Kamis, 19 Mei 2011

Seputar Bahasa dan Sastra


Apresiasi Novel “Tarian Bumi” Karya Oka Rusmini

Novel ini sangat menarik bagi saya terutama dari segi seratnya makna kalimat yang digunakan penulis. Contohnya jawaban Telaga (salah satu tokoh dalam novel ini) ketika kakeknya menanyakan apakah ia bahagia, telaga menjawab "Jangan tanyakan itu, Tukakiang. Kebahagiaan itu sulit digambarkan. Juga tidak bisa diucapkan. Kadang-kadang sesuatu yang tidak bernilai bisa membuat kita tentram, lalu beberapa detik kemudian terenggut lagi. Tiang tidak tahu bagaimana merasakan kebahagiaan itu sendiri. Terlalu mahal". Penulis seolah-olah sudah memikirkan dengan matang setiap suku kata yang digunakan dalam menceritakan tokoh demi tokoh serta konflik yang terjadi. 
Melalui novel ini Oka menggambarkan sebuah realita bahwa di tengah-tengah megahnya Bali, terselip berbagai bentuk ketidakadilan yang dialami perempuan Bali seperti masalah kasta. Perempuan berkasta Brahmana (seperti Telaga) tidak boleh bersuami dari kasta lebih rendah, harus berbicara dengan bahasa berbeda dan memandang semua segi kehidupan dari perspektif lebih tinggi.

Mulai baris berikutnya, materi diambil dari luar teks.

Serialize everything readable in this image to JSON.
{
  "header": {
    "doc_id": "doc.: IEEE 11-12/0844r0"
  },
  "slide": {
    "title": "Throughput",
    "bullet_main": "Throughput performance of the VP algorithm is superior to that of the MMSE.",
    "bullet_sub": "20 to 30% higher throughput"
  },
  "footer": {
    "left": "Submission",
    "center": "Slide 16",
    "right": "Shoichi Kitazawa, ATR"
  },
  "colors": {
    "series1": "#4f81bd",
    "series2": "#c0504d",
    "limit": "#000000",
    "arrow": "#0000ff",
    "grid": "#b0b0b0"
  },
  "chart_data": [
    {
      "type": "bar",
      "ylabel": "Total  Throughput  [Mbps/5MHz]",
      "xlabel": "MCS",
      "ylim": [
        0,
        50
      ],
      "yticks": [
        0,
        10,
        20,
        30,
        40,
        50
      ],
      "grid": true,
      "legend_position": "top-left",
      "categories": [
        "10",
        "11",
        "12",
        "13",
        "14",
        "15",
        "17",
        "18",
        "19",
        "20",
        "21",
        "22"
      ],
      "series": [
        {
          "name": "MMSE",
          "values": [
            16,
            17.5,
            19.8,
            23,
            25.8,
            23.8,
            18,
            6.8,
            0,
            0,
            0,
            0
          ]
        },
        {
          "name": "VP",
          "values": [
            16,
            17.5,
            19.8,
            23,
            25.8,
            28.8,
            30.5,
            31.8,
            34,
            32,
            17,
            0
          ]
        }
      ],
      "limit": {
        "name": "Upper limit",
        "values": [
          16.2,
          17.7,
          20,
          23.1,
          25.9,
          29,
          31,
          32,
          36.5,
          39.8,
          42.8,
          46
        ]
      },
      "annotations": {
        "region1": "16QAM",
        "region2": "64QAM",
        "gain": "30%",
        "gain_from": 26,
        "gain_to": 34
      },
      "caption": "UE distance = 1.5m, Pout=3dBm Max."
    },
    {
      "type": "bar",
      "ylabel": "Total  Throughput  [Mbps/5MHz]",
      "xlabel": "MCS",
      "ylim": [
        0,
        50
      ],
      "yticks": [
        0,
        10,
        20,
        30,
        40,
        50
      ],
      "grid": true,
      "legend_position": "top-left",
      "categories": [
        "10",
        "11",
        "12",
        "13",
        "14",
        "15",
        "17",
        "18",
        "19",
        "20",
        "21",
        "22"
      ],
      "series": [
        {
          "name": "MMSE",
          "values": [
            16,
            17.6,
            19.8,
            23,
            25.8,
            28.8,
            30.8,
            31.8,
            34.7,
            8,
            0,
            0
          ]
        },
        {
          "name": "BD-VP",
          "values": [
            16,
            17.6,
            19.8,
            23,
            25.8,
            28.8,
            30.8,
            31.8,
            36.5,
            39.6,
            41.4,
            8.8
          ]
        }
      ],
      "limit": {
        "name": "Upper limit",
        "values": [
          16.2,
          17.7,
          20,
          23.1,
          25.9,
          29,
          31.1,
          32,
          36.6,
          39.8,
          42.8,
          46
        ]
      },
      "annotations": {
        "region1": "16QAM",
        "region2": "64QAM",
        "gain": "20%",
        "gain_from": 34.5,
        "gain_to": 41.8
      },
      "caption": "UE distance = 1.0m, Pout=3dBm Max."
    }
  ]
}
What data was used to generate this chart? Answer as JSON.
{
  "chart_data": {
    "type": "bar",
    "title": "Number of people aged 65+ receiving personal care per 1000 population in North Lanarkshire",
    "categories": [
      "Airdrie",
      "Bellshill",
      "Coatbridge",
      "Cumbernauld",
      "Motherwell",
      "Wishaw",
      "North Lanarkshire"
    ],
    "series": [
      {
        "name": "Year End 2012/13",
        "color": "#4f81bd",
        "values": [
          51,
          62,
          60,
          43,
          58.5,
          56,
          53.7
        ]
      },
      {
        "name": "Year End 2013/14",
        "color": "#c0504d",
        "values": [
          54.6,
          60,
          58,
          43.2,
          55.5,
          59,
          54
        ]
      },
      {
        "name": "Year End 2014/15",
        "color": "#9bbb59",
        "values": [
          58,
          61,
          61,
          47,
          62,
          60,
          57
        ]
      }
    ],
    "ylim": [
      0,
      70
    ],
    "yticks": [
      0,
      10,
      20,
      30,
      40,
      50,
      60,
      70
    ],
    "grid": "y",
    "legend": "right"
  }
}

Dengan setting  budaya Bali yang kental, novel ini menunjukkan posisi sebenarnya perempuan Bali di dalam masyarakatnya.
Lebih jauh lagi, perempuan yang lebih dikenal sebagai penyair ini ingin menyadarkan pembaca tentang pentingnya arti pilihan hidup yang dikaitkan dengan guratan takdir Sang Hyang Widhi. Keyakinan, ketabahan, kejujuran, keprasahan, semuanya terangkai menjadi satu dalam novel ini. Semuanya itu berujung dengan sebuah perjuangan seorang insan untuk meraih kebahagiaan dalam hidupnya dengan segala aturan adat yang sangat mengikat. Dalam perjuangan itu terdapat konflik adat yang cukup pelik, antara kasta Brahmana dan kasta Sudra. Alur cerita dikemas secara flash back oleh pengarang menjadikan jalinan kisahnya semakin menarik untuk dibaca.